Steuart Liebig’s Mentones: Chamber Jazz Rocks
I love that Steuart Liebig has a bar band. The Mentones not only stomp through some rocking beats, they also pair up the saxophone with a chromatic harmonica, one that gets played like an electric instrument. It’s a buzzing, flailing, bluesy good time.
But under the surface, the band is playing the same kind of complex chamber-jazz music that Liebig uses on his more “serious” albums.
Pomegranate, one of those “serious” albums, was my introduction to Liebig. He’s part of the southern California crowd that includes Vinny Golia, G.E. Stinson, Nels Cline — and Jeff Kaiser, the guy who’s kept the scene documented for the past decade on the pfMentum label.
Pomegranate consists of four long chamber pieces,
each featuring a different guest soloist.
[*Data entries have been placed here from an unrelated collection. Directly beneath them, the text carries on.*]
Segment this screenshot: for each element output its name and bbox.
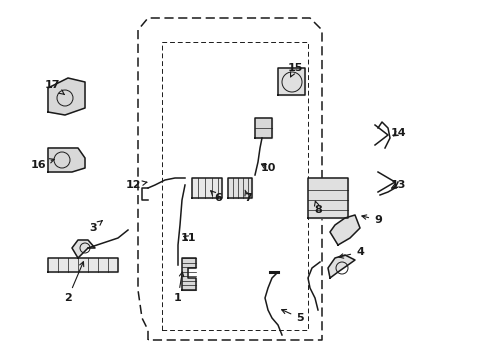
Text: 4: 4 <box>339 247 364 258</box>
Polygon shape <box>48 78 85 115</box>
Text: 15: 15 <box>287 63 303 77</box>
Text: 9: 9 <box>362 215 382 225</box>
Polygon shape <box>192 178 222 198</box>
Text: 12: 12 <box>125 180 147 190</box>
Text: 6: 6 <box>211 191 222 203</box>
Text: 7: 7 <box>244 190 252 203</box>
Polygon shape <box>330 215 360 245</box>
Polygon shape <box>182 258 196 290</box>
Text: 17: 17 <box>44 80 64 95</box>
Text: 13: 13 <box>391 180 406 190</box>
Polygon shape <box>278 68 305 95</box>
Polygon shape <box>48 258 118 272</box>
Text: 1: 1 <box>174 272 184 303</box>
Text: 10: 10 <box>260 163 276 173</box>
Polygon shape <box>48 148 85 172</box>
Text: 16: 16 <box>30 159 54 170</box>
Polygon shape <box>72 240 95 258</box>
Text: 14: 14 <box>390 128 406 138</box>
Text: 3: 3 <box>89 221 102 233</box>
Text: 2: 2 <box>64 262 84 303</box>
Polygon shape <box>255 118 272 138</box>
Polygon shape <box>328 255 355 278</box>
Text: 8: 8 <box>314 201 322 215</box>
Text: 11: 11 <box>180 233 196 243</box>
Text: 5: 5 <box>282 310 304 323</box>
Polygon shape <box>308 178 348 218</box>
Polygon shape <box>228 178 252 198</box>
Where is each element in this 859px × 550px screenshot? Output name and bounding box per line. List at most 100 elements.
I love the mix of cerebral jazz and thoughtful composing here — especially on the Nels Cline track, which ditches all chamber-jazz pretentions and goes for a total noise freak-out. Yeah!
But back to that bar band, The Mentones. This is fun stuff that evokes images of dive bars just outside town, where the motorcycles kick up the desert dust. But with sheet music. Bill Barrett‘s harmonica adds a honky-tonk touch to otherwise chamber jazz-y compositions, and then he blazes through his solos like he’s ready to throw beer bottles back at someone.
A track like “Empty” or “Locustland” manages to rock out amid complex twists and turns in the writing. “Headlock” is a great head-banger. “Wool” and “Slow Burn Fever” go for the slower, swampy tempo of a dusty 110-degree day, although the latter ends up in a brutal battle of harmonica versus Tony Atherton’s sax.